Just like on-prem cybersecurity, IBM i cloud security can be divided into two parts:
- Regulatory restrictions
- Securing your cloud server
In this article, we help you get a handle on critical IBM i cloud security considerations as you plan for the future of your data center.
Fortunately, cloud providers now allow you to choose a preferred region where you want your cloud workload to reside. But regulatory restrictions vary greatly from country to country. If your business and applications involve data that flows in and out of different countries and their associated borders, you need to be aware of three things:
- Data residency
- Data sovereignty
- Data localization
When looking to deploy your IBM i application in the cloud, it’s important to carefully consider all three before choosing your region.
What Is Data Residency?
Data residency relates to where a business specifies that their data is stored. This is in reference to a physical, geographical location usually for regulatory or policy reasons. Data residency is commonly associated with tax laws, where it may be more advantageous to store data in one country instead of another.
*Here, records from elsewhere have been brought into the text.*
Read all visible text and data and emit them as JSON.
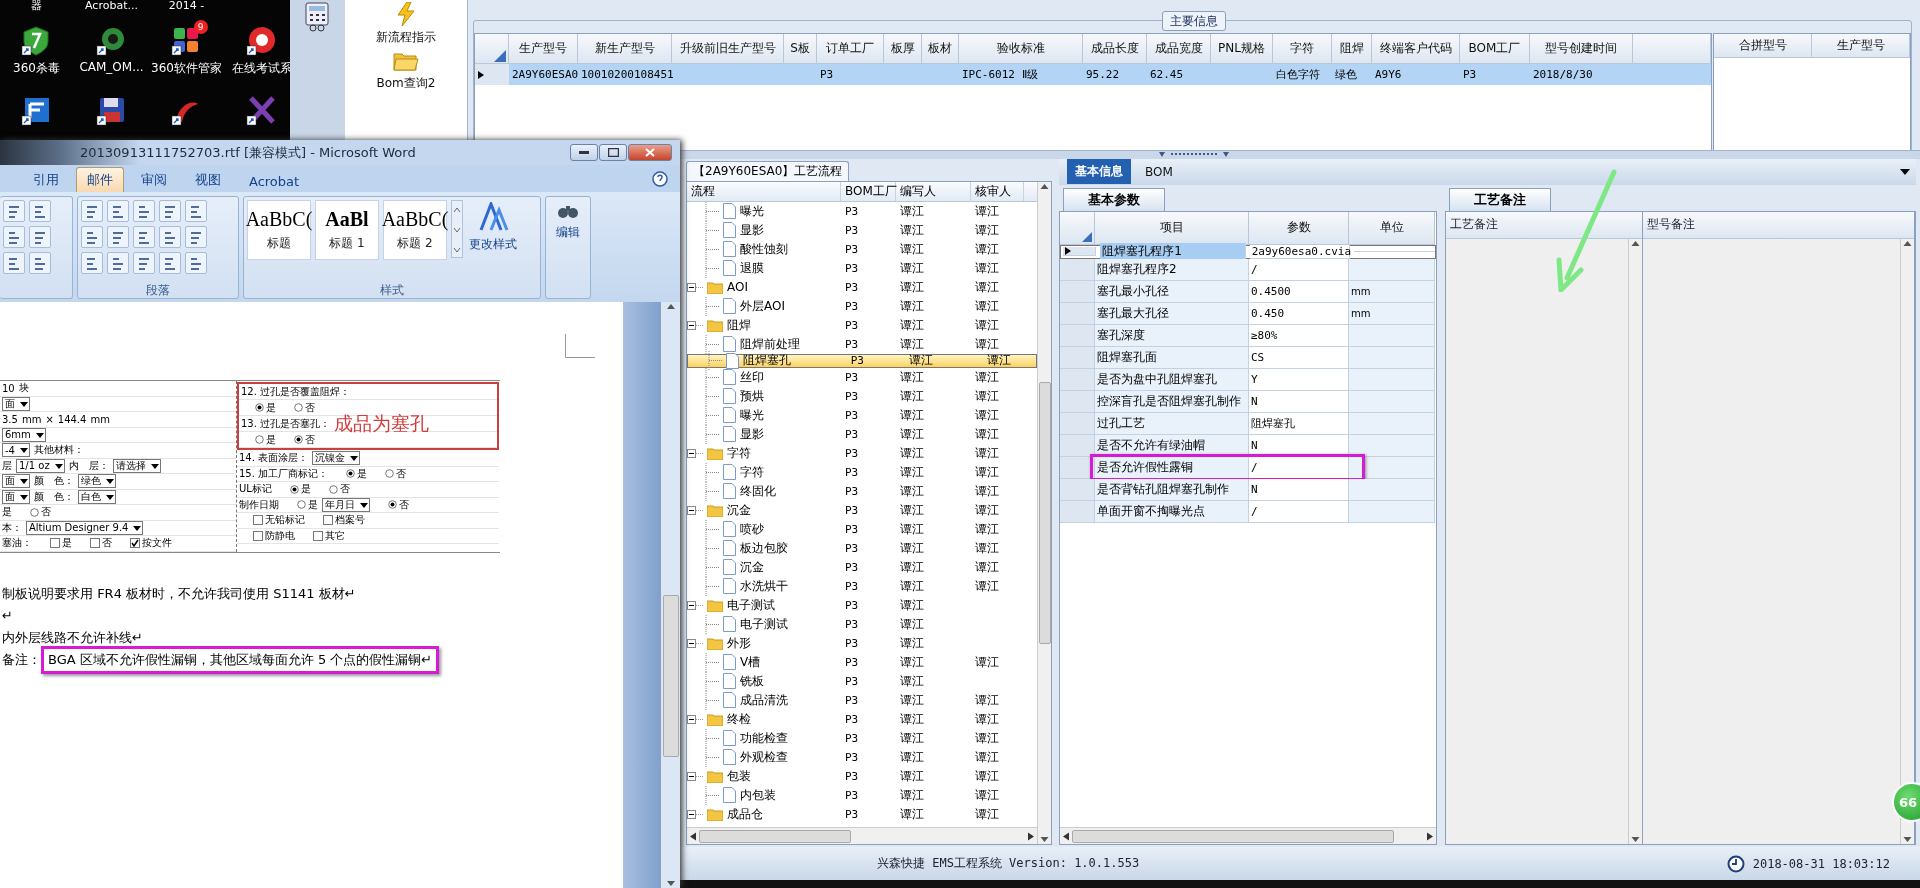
{
  "desktop": {
    "top_labels": [
      "器",
      "Acrobat...",
      "2014 -"
    ],
    "icons": [
      {
        "kind": "shield",
        "label": "360杀毒"
      },
      {
        "kind": "cam",
        "label": "CAM_OM..."
      },
      {
        "kind": "apps",
        "label": "360软件管家",
        "badge": "9"
      },
      {
        "kind": "exam",
        "label": "在线考试系"
      },
      {
        "kind": "edge"
      },
      {
        "kind": "floppy"
      },
      {
        "kind": "swirl"
      },
      {
        "kind": "cross"
      }
    ]
  },
  "app": {
    "toolbar": [
      {
        "kind": "calculator"
      },
      {
        "kind": "flash",
        "label": "新流程指示"
      },
      {
        "kind": "folder",
        "label": "Bom查询2"
      }
    ],
    "main_info": {
      "title": "主要信息",
      "columns": [
        "生产型号",
        "新生产型号",
        "升级前旧生产型号",
        "S板",
        "订单工厂",
        "板厚",
        "板材",
        "验收标准",
        "成品长度",
        "成品宽度",
        "PNL规格",
        "字符",
        "阻焊",
        "终端客户代码",
        "BOM工厂",
        "型号创建时间"
      ],
      "rows": [
        {
          "selected": true,
          "cells": [
            "2A9Y60ESA0",
            "10010200108451",
            null,
            null,
            "P3",
            null,
            null,
            "IPC-6012 Ⅱ级",
            "95.22",
            "62.45",
            null,
            "白色字符",
            "绿色",
            "A9Y6",
            "P3",
            "2018/8/30"
          ]
        }
      ]
    },
    "merge_table": {
      "columns": [
        "合拼型号",
        "生产型号"
      ]
    },
    "process": {
      "title": "【2A9Y60ESA0】工艺流程",
      "columns": [
        "流程",
        "BOM工厂",
        "编写人",
        "核审人"
      ],
      "nodes": [
        {
          "kind": "file",
          "label": "曝光",
          "bom": "P3",
          "writer": "谭江",
          "reviewer": "谭江",
          "selected": false
        },
        {
          "kind": "file",
          "label": "显影",
          "bom": "P3",
          "writer": "谭江",
          "reviewer": "谭江",
          "selected": false
        },
        {
          "kind": "file",
          "label": "酸性蚀刻",
          "bom": "P3",
          "writer": "谭江",
          "reviewer": "谭江",
          "selected": false
        },
        {
          "kind": "file",
          "label": "退膜",
          "bom": "P3",
          "writer": "谭江",
          "reviewer": "谭江",
          "selected": false
        },
        {
          "kind": "folder",
          "label": "AOI",
          "bom": "P3",
          "writer": "谭江",
          "reviewer": "谭江",
          "selected": false,
          "expanded": true,
          "children": [
            {
              "kind": "file",
              "label": "外层AOI",
              "bom": "P3",
              "writer": "谭江",
              "reviewer": "谭江",
              "selected": false
            }
          ]
        },
        {
          "kind": "folder",
          "label": "阻焊",
          "bom": "P3",
          "writer": "谭江",
          "reviewer": "谭江",
          "selected": false,
          "expanded": true,
          "children": [
            {
              "kind": "file",
              "label": "阻焊前处理",
              "bom": "P3",
              "writer": "谭江",
              "reviewer": "谭江",
              "selected": false
            },
            {
              "kind": "file",
              "label": "阻焊塞孔",
              "bom": "P3",
              "writer": "谭江",
              "reviewer": "谭江",
              "selected": true
            },
            {
              "kind": "file",
              "label": "丝印",
              "bom": "P3",
              "writer": "谭江",
              "reviewer": "谭江",
              "selected": false
            },
            {
              "kind": "file",
              "label": "预烘",
              "bom": "P3",
              "writer": "谭江",
              "reviewer": "谭江",
              "selected": false
            },
            {
              "kind": "file",
              "label": "曝光",
              "bom": "P3",
              "writer": "谭江",
              "reviewer": "谭江",
              "selected": false
            },
            {
              "kind": "file",
              "label": "显影",
              "bom": "P3",
              "writer": "谭江",
              "reviewer": "谭江",
              "selected": false
            }
          ]
        },
        {
          "kind": "folder",
          "label": "字符",
          "bom": "P3",
          "writer": "谭江",
          "reviewer": "谭江",
          "selected": false,
          "expanded": true,
          "children": [
            {
              "kind": "file",
              "label": "字符",
              "bom": "P3",
              "writer": "谭江",
              "reviewer": "谭江",
              "selected": false
            },
            {
              "kind": "file",
              "label": "终固化",
              "bom": "P3",
              "writer": "谭江",
              "reviewer": "谭江",
              "selected": false
            }
          ]
        },
        {
          "kind": "folder",
          "label": "沉金",
          "bom": "P3",
          "writer": "谭江",
          "reviewer": "谭江",
          "selected": false,
          "expanded": true,
          "children": [
            {
              "kind": "file",
              "label": "喷砂",
              "bom": "P3",
              "writer": "谭江",
              "reviewer": "谭江",
              "selected": false
            },
            {
              "kind": "file",
              "label": "板边包胶",
              "bom": "P3",
              "writer": "谭江",
              "reviewer": "谭江",
              "selected": false
            },
            {
              "kind": "file",
              "label": "沉金",
              "bom": "P3",
              "writer": "谭江",
              "reviewer": "谭江",
              "selected": false
            },
            {
              "kind": "file",
              "label": "水洗烘干",
              "bom": "P3",
              "writer": "谭江",
              "reviewer": "谭江",
              "selected": false
            }
          ]
        },
        {
          "kind": "folder",
          "label": "电子测试",
          "bom": "P3",
          "writer": "谭江",
          "selected": false,
          "expanded": true,
          "children": [
            {
              "kind": "file",
              "label": "电子测试",
              "bom": "P3",
              "writer": "谭江",
              "selected": false
            }
          ]
        },
        {
          "kind": "folder",
          "label": "外形",
          "bom": "P3",
          "writer": "谭江",
          "selected": false,
          "expanded": true,
          "children": [
            {
              "kind": "file",
              "label": "V槽",
              "bom": "P3",
              "writer": "谭江",
              "reviewer": "谭江",
              "selected": false
            },
            {
              "kind": "file",
              "label": "铣板",
              "bom": "P3",
              "writer": "谭江",
              "selected": false
            },
            {
              "kind": "file",
              "label": "成品清洗",
              "bom": "P3",
              "writer": "谭江",
              "reviewer": "谭江",
              "selected": false
            }
          ]
        },
        {
          "kind": "folder",
          "label": "终检",
          "bom": "P3",
          "writer": "谭江",
          "reviewer": "谭江",
          "selected": false,
          "expanded": true,
          "children": [
            {
              "kind": "file",
              "label": "功能检查",
              "bom": "P3",
              "writer": "谭江",
              "reviewer": "谭江",
              "selected": false
            },
            {
              "kind": "file",
              "label": "外观检查",
              "bom": "P3",
              "writer": "谭江",
              "reviewer": "谭江",
              "selected": false
            }
          ]
        },
        {
          "kind": "folder",
          "label": "包装",
          "bom": "P3",
          "writer": "谭江",
          "reviewer": "谭江",
          "selected": false,
          "expanded": true,
          "children": [
            {
              "kind": "file",
              "label": "内包装",
              "bom": "P3",
              "writer": "谭江",
              "reviewer": "谭江",
              "selected": false
            }
          ]
        },
        {
          "kind": "folder",
          "label": "成品仓",
          "bom": "P3",
          "writer": "谭江",
          "reviewer": "谭江",
          "selected": false,
          "expanded": true
        }
      ]
    },
    "detail": {
      "tabs": [
        {
          "label": "基本信息",
          "selected": true
        },
        {
          "label": "BOM",
          "selected": false
        }
      ],
      "params": {
        "tab": "基本参数",
        "columns": [
          "项目",
          "参数",
          "单位"
        ],
        "rows": [
          {
            "item": "阻焊塞孔程序1",
            "value": "2a9y60esa0.cvia",
            "selected": true,
            "highlighted": false
          },
          {
            "item": "阻焊塞孔程序2",
            "value": "/",
            "selected": false,
            "highlighted": false
          },
          {
            "item": "塞孔最小孔径",
            "value": "0.4500",
            "unit": "mm",
            "selected": false,
            "highlighted": false
          },
          {
            "item": "塞孔最大孔径",
            "value": "0.450",
            "unit": "mm",
            "selected": false,
            "highlighted": false
          },
          {
            "item": "塞孔深度",
            "value": "≥80%",
            "selected": false,
            "highlighted": false
          },
          {
            "item": "阻焊塞孔面",
            "value": "CS",
            "selected": false,
            "highlighted": false
          },
          {
            "item": "是否为盘中孔阻焊塞孔",
            "value": "Y",
            "selected": false,
            "highlighted": false
          },
          {
            "item": "控深盲孔是否阻焊塞孔制作",
            "value": "N",
            "selected": false,
            "highlighted": false
          },
          {
            "item": "过孔工艺",
            "value": "阻焊塞孔",
            "selected": false,
            "highlighted": false
          },
          {
            "item": "是否不允许有绿油帽",
            "value": "N",
            "selected": false,
            "highlighted": false
          },
          {
            "item": "是否允许假性露铜",
            "value": "/",
            "selected": false,
            "highlighted": true
          },
          {
            "item": "是否背钻孔阻焊塞孔制作",
            "value": "N",
            "selected": false,
            "highlighted": false
          },
          {
            "item": "单面开窗不掏曝光点",
            "value": "/",
            "selected": false,
            "highlighted": false
          }
        ]
      },
      "notes": {
        "tab": "工艺备注",
        "columns": [
          "工艺备注",
          "型号备注"
        ]
      }
    },
    "status_bar": {
      "version": "兴森快捷 EMS工程系统 Version: 1.0.1.553",
      "datetime": "2018-08-31 18:03:12"
    },
    "badge": "66"
  },
  "word": {
    "title": "20130913111752703.rtf [兼容模式] - Microsoft Word",
    "tabs": [
      {
        "label": "引用",
        "selected": false
      },
      {
        "label": "邮件",
        "selected": true
      },
      {
        "label": "审阅",
        "selected": false
      },
      {
        "label": "视图",
        "selected": false
      },
      {
        "label": "Acrobat",
        "selected": false
      }
    ],
    "paragraph_group": "段落",
    "styles_group": "样式",
    "styles": [
      {
        "sample": "AaBbC(",
        "name": "标题"
      },
      {
        "sample": "AaBl",
        "name": "标题 1"
      },
      {
        "sample": "AaBbC(",
        "name": "标题 2"
      }
    ],
    "change_styles": "更改样式",
    "editing": "编辑",
    "form": {
      "left_rows": [
        [
          {
            "kind": "text",
            "text": "10"
          },
          {
            "kind": "text",
            "text": "块"
          }
        ],
        [
          {
            "kind": "select",
            "text": "面"
          }
        ],
        [
          {
            "kind": "text",
            "text": "3.5"
          },
          {
            "kind": "text",
            "text": "mm"
          },
          {
            "kind": "text",
            "text": "×"
          },
          {
            "kind": "text",
            "text": "144.4"
          },
          {
            "kind": "text",
            "text": "mm"
          }
        ],
        [
          {
            "kind": "select",
            "text": "6mm"
          }
        ],
        [
          {
            "kind": "select",
            "text": "-4"
          },
          {
            "kind": "text",
            "text": "其他材料："
          }
        ],
        [
          {
            "kind": "text",
            "text": "层"
          },
          {
            "kind": "select",
            "text": "1/1 oz"
          },
          {
            "kind": "text",
            "text": "内　层："
          },
          {
            "kind": "select",
            "text": "请选择"
          }
        ],
        [
          {
            "kind": "select",
            "text": "面"
          },
          {
            "kind": "text",
            "text": "颜　色："
          },
          {
            "kind": "select",
            "text": "绿色"
          }
        ],
        [
          {
            "kind": "select",
            "text": "面"
          },
          {
            "kind": "text",
            "text": "颜　色："
          },
          {
            "kind": "select",
            "text": "白色"
          }
        ],
        [
          {
            "kind": "text",
            "text": "是"
          },
          {
            "kind": "radio",
            "text": "否",
            "checked": false
          }
        ],
        [
          {
            "kind": "text",
            "text": "本："
          },
          {
            "kind": "select",
            "text": "Altium Designer 9.4"
          }
        ],
        [
          {
            "kind": "text",
            "text": "塞油："
          },
          {
            "kind": "check",
            "text": "是",
            "checked": false
          },
          {
            "kind": "check",
            "text": "否",
            "checked": false
          },
          {
            "kind": "check",
            "text": "按文件",
            "checked": true
          }
        ]
      ],
      "boxed_rows": [
        [
          {
            "kind": "text",
            "text": "12. 过孔是否覆盖阻焊："
          }
        ],
        [
          {
            "kind": "radio",
            "text": "是",
            "checked": true
          },
          {
            "kind": "radio",
            "text": "否",
            "checked": false
          }
        ],
        [
          {
            "kind": "text",
            "text": "13. 过孔是否塞孔："
          },
          {
            "kind": "stamp",
            "text": "成品为塞孔"
          }
        ],
        [
          {
            "kind": "radio",
            "text": "是",
            "checked": false
          },
          {
            "kind": "radio",
            "text": "否",
            "checked": true
          }
        ]
      ],
      "right_rows": [
        [
          {
            "kind": "text",
            "text": "14. 表面涂层："
          },
          {
            "kind": "select",
            "text": "沉镍金"
          }
        ],
        [
          {
            "kind": "text",
            "text": "15. 加工厂商标记："
          },
          {
            "kind": "radio",
            "text": "是",
            "checked": true
          },
          {
            "kind": "radio",
            "text": "否",
            "checked": false
          }
        ],
        [
          {
            "kind": "text",
            "text": "UL标记"
          },
          {
            "kind": "radio",
            "text": "是",
            "checked": true
          },
          {
            "kind": "radio",
            "text": "否",
            "checked": false
          }
        ],
        [
          {
            "kind": "text",
            "text": "制作日期"
          },
          {
            "kind": "radio",
            "text": "是",
            "checked": false
          },
          {
            "kind": "select",
            "text": "年月日"
          },
          {
            "kind": "radio",
            "text": "否",
            "checked": true
          }
        ],
        [
          {
            "kind": "check",
            "text": "无铅标记",
            "checked": false
          },
          {
            "kind": "check",
            "text": "档案号",
            "checked": false
          }
        ],
        [
          {
            "kind": "check",
            "text": "防静电",
            "checked": false
          },
          {
            "kind": "check",
            "text": "其它",
            "checked": false
          }
        ]
      ]
    },
    "paragraphs": [
      {
        "text": "制板说明要求用 FR4 板材时，不允许我司使用 S1141 板材↵",
        "highlighted": false
      },
      {
        "text": "↵",
        "highlighted": false
      },
      {
        "text": "内外层线路不允许补线↵",
        "highlighted": false
      },
      {
        "label": "备注：",
        "text": "BGA 区域不允许假性漏铜，其他区域每面允许 5 个点的假性漏铜↵",
        "highlighted": true
      }
    ]
  }
}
When looking to take advantage of data residency, you will need to satisfy the regulatory body that a large portion of your business—including data processing—takes place in the designated country. You may also be dictated to regarding the infrastructure you must use to remain compliant and to receive the financial benefits.
What Is Data Sovereignty?
Data sovereignty includes the elements of data residency. However, it is further extended in that the stored data is subject to the country’s laws where it resides.
An individual is likely to have different degrees of control over their data privacy depending on the physical location of the server that holds that data. With data sovereignty, where the data is alters what the local government can and can’t do.
What Is Data Localization?
Data localization simply means that any data created within a specific country or border stays there. Once again, this can vary hugely from country to country.
Securing Your Cloud Server
When moving to the cloud, what you are really doing is buying or renting space on someone else’s server. And that server has just as many—if not more—security needs than a server in your own data center.
Where to Start with IBM i Cloud Security
Before you decide to move your IBM i application to the cloud, it’s a good idea to understand how secure your IBM i environment is today. By far, the most effective method is to use the free IBM i Security Scan from HelpSystems. We encourage you to run a scan to establish a baseline before you undertake any migration. With the scan results in hand, you will be able to determine how secure your IBM i is, and what you need to implement to keep it that way in the cloud.
Seek Outside Help from Security Experts
It’s true that the journey to the cloud can introduce a degree of complication. Some instances will require specialized skills and you are right to have concerns about security. But know that you are not alone.
If you run into any challenges or roadblocks, lean on cybersecurity services professionals or your cloud provider. They will most likely have worked with other clients who have been in your same situation and yet successfully moved IBM i workloads to the cloud. You will not be the first to do this.
Many of us have grown used to being able to touch and see our Power Systems server, so moving it to the cloud provider requires a major mental shift, even though we are cognizant of the benefits. But we know you’ll feel a lot better about the move with the right security controls in place.